Ce rapport est une excellente synthèse pour nous inviter à changer notre agriculture et notre alimentation. Il faut notamment en finir avec notre agriculture industrielle qui contribue à l'érosion des sols et aux émissions des gaz à effet de serre. Il nous faut aussi mettre fin à la trop grande consommation de viande. C’est un changement complet qu'il faut opérer.

Une citation de Marc Dufumier, agronome
Des vaches paissent dans un pré.

Depuis 1961, la consommation par personne de viande a plus que doublé, tandis que la consommation de calories alimentaires a augmenté d'un tiers. Le rapport du GIEC indique que moins de viande contribuera à lutter pour le climat.

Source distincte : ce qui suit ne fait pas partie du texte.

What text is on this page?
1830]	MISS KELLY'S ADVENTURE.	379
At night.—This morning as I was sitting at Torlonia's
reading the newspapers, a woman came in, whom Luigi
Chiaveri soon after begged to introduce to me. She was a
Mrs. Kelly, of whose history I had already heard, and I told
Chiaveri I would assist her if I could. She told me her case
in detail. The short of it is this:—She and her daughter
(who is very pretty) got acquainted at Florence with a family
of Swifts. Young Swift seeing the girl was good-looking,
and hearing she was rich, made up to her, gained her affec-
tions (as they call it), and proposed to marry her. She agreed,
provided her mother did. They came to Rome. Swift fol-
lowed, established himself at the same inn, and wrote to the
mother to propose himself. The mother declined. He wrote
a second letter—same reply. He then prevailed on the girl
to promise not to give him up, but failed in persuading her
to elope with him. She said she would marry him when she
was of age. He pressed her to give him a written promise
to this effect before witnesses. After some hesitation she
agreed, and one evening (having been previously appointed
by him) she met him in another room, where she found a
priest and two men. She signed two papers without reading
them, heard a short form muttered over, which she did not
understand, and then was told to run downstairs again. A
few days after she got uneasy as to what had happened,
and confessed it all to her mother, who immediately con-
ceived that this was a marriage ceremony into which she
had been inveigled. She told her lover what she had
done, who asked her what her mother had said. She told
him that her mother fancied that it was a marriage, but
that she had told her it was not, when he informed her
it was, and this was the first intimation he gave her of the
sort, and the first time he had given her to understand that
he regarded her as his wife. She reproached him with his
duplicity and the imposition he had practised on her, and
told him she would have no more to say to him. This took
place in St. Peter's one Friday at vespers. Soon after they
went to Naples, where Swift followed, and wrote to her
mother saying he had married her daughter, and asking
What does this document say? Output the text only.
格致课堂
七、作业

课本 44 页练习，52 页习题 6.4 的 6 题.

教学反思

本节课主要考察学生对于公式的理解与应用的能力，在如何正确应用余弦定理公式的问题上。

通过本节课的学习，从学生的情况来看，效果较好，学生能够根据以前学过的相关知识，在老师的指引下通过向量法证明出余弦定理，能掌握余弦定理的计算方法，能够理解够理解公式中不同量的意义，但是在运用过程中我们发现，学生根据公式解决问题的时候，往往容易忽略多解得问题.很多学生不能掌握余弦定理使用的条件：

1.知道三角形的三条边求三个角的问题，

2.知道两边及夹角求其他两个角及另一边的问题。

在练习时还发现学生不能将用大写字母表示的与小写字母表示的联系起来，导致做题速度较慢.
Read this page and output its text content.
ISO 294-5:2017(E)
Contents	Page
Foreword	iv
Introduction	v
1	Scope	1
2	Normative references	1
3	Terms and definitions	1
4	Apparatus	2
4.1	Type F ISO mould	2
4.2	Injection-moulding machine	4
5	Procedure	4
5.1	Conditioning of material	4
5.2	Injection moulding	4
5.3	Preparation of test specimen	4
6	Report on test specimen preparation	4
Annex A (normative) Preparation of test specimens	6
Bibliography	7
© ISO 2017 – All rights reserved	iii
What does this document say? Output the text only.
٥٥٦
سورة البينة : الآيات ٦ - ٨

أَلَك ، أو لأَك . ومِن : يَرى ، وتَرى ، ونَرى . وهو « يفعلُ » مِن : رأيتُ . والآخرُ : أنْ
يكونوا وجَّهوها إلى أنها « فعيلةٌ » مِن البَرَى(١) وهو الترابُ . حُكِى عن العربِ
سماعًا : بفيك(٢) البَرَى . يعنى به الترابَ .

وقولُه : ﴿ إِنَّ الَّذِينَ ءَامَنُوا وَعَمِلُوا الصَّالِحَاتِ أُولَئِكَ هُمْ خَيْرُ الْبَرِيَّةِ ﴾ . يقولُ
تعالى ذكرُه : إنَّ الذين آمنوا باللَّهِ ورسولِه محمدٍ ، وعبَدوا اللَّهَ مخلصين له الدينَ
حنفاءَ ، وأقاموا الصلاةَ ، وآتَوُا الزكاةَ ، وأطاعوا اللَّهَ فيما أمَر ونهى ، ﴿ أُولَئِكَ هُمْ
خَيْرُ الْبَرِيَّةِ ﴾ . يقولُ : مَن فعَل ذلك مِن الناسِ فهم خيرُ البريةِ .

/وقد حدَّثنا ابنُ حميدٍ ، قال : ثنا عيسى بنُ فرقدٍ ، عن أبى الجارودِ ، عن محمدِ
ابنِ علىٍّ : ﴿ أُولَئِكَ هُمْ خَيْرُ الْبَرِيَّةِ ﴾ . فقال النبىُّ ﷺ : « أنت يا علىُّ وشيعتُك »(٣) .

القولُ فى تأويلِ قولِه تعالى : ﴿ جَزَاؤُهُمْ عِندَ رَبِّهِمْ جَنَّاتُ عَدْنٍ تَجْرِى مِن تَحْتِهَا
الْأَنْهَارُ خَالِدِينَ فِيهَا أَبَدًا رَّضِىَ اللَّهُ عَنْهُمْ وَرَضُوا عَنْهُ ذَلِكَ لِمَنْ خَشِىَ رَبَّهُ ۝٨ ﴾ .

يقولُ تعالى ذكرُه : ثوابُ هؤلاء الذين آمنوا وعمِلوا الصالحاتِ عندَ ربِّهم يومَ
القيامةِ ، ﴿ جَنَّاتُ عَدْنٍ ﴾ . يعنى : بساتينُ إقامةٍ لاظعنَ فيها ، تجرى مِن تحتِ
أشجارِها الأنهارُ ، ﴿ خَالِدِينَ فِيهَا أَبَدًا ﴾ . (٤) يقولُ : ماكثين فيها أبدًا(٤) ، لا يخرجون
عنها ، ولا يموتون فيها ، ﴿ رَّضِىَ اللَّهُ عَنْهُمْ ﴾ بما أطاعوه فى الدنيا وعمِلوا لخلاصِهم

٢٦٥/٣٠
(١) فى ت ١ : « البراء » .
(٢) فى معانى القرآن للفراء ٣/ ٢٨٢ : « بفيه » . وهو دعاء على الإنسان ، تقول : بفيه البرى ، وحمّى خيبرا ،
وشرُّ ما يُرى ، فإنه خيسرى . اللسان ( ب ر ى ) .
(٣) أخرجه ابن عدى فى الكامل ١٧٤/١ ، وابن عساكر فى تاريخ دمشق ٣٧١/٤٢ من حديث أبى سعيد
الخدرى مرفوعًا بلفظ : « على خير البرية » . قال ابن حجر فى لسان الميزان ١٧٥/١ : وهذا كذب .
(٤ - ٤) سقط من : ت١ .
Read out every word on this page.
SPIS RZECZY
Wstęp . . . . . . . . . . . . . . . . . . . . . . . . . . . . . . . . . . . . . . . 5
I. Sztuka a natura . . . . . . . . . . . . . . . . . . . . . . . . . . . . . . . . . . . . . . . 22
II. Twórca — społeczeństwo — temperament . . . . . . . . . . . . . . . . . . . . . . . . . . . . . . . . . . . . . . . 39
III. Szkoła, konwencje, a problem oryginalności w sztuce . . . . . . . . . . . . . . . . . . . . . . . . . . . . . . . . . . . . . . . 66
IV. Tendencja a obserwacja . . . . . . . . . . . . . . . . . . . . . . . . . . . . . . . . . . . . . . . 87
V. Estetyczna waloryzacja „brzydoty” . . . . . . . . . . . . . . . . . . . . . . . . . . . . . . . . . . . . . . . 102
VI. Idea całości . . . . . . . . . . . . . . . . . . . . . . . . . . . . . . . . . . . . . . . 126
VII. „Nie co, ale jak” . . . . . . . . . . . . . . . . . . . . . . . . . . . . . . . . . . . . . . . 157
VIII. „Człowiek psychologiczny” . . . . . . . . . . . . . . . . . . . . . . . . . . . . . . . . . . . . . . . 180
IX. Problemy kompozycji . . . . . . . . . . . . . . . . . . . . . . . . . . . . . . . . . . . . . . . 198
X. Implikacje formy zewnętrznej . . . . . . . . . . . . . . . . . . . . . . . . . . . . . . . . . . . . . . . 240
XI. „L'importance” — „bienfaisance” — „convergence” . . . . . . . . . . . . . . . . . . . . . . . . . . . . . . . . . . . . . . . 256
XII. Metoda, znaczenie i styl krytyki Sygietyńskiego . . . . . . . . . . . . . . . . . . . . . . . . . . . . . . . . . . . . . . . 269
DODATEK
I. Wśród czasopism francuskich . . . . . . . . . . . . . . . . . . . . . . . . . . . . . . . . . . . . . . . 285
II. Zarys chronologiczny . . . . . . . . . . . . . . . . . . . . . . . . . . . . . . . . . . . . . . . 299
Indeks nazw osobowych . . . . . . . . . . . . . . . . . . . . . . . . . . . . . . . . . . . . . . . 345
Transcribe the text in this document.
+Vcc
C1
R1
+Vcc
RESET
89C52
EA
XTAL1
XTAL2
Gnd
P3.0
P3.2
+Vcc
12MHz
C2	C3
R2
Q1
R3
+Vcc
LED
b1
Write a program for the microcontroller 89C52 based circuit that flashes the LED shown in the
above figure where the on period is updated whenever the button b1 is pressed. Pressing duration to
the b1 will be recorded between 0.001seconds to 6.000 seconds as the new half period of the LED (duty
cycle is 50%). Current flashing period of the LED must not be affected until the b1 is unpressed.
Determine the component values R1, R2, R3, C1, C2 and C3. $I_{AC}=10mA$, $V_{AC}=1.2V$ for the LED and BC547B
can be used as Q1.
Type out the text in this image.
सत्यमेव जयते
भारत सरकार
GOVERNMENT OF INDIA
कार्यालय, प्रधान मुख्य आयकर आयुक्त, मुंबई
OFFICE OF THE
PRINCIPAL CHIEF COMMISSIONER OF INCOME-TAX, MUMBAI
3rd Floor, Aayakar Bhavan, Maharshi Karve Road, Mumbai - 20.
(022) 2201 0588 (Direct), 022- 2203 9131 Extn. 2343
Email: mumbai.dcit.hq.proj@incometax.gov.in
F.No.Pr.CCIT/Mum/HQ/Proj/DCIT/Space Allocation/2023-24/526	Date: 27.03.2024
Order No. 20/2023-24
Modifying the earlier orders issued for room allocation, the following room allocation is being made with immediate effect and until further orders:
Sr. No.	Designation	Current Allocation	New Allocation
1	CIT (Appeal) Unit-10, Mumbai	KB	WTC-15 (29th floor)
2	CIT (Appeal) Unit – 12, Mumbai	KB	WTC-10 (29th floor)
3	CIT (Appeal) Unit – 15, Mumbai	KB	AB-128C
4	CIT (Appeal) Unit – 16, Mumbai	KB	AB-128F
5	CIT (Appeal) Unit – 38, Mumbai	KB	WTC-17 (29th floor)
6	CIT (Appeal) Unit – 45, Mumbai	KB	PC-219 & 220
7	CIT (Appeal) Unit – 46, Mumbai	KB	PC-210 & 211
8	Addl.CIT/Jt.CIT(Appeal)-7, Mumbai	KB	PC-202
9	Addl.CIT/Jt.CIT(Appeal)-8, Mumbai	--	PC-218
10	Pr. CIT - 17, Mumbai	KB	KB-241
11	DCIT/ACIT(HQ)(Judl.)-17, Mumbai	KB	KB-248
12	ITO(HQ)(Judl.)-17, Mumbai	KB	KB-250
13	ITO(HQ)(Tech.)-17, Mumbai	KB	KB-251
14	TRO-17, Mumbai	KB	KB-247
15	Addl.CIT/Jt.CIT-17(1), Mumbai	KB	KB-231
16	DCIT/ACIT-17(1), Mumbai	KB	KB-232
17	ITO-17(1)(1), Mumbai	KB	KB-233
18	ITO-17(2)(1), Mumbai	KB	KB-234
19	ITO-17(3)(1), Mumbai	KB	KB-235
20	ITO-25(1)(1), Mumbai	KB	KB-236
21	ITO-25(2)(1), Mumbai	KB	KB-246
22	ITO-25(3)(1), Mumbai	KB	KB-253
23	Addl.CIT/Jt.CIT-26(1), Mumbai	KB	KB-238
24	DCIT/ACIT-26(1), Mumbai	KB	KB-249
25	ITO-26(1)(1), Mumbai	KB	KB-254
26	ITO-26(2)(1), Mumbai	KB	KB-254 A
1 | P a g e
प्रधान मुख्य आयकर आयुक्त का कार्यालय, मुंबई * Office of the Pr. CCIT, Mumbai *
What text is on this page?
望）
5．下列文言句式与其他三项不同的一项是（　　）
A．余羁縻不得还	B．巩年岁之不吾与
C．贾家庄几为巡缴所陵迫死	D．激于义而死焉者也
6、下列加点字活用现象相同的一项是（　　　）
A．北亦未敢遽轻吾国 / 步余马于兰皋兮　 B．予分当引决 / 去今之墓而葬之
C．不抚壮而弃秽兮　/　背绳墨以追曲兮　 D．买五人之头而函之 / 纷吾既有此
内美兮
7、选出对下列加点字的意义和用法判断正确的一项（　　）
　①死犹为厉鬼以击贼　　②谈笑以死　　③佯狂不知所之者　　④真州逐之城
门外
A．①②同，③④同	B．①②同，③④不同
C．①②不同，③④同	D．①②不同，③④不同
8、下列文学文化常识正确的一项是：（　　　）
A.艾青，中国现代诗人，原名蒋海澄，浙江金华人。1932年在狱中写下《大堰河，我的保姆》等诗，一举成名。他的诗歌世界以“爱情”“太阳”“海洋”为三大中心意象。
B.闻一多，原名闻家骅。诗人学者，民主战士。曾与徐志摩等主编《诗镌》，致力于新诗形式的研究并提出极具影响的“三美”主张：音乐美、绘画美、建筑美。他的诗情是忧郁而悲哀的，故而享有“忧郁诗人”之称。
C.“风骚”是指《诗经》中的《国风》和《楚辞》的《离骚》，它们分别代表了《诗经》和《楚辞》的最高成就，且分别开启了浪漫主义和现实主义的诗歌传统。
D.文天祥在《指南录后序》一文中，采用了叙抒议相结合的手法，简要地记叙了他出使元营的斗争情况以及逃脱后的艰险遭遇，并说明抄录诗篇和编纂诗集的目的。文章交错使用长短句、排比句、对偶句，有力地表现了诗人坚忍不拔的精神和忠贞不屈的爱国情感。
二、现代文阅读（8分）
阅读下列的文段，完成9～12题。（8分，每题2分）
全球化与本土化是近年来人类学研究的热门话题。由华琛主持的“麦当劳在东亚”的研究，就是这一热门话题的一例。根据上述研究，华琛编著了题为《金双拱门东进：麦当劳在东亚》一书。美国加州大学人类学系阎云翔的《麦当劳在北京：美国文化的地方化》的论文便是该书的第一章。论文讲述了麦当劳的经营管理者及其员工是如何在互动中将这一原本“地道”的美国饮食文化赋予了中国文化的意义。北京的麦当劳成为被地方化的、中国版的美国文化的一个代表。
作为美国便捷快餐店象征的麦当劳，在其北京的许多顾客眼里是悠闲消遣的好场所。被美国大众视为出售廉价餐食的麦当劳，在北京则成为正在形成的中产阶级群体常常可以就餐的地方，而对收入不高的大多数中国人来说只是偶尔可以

Photo : AFP/Getty Images / JEAN-PHILIPPE KSIAZEK

Le président de l’Union des producteurs agricoles du Québec, Marcel Groleau, a accusé le système alimentaire mondial d’être responsable d’une partie de l’empreinte environnementale globale.

« Depuis plusieurs années, on protège davantage le commerce agricole qu’on ne protège les terres agricoles, qu’on ne protège la production locale agricole, les agricultures de chacun des pays. En fait, quand on force l’ouverture des marchés, qu’on met les agricultures mondiales en compétition les unes contre les autres simplement sur le prix, c’est sûr qu’on met à mal notre environnement, parce qu’on sacrifie notre environnement pour produire au plus bas prix possible », a-t-il affirmé sur les ondes de RDI.

Marcel Groleau a cité le cas du Brésil, où la déforestation a fait place à l’élevage du bœuf, et à l’Indonésie, où des forêts sont rasées pour produire de l’huile de palme.

« On n’aide pas mondialement l’environnement quand on fait des choix comme ça. Alors, je reviens au principe de l’alimentation locale équilibrée. Nous, on a un rôle à jouer d’essayer de produire de la façon la plus écologique possible », a-t-il ajouté, précisant que de favoriser l’approvisionnement local constitue une façon de réduire les émissions de gaz à effet de serre.

« Éliminer le gaspillage alimentaire et réduire la consommation de viande »

Pour le GIEC, outre les indispensables réductions de gaz à effet de serre, des solutions existent du côté du système alimentaire et des habitudes de consommation, car les changer ne nécessite pas de consommer plus d'espace.

Actuellement, de « 25 % à 30 % de la production totale de nourriture est gaspillée », souligne le rapport, alors qu'environ 820 millions de personnes souffrent de la faim.

Si, dans les régions pauvres, l'apport en protéines animales est parfois insuffisant, dans les pays riches, il dépasse les recommandations nutritionnelles de l'Organisation mondiale pour la santé.

Deux milliards d'adultes sont en surpoids ou obèses et « 25 % à 30 % de la production totale de nourriture est gaspillée ».

Il faut éliminer le gaspillage alimentaire et réduire la consommation de viande, insiste l'ONG Climate Action Network.

Ce travail est le deuxième d'une série de trois « rapports spéciaux » du GIEC, après celui sur la possibilité de contenir le réchauffement à 1,5 °C, l'an dernier, et avant celui sur les océans et la cryosphère (banquise, glaciers, calottes polaires) attendu en septembre, au moment où l'ONU tiendra un sommet sur le climat à New York.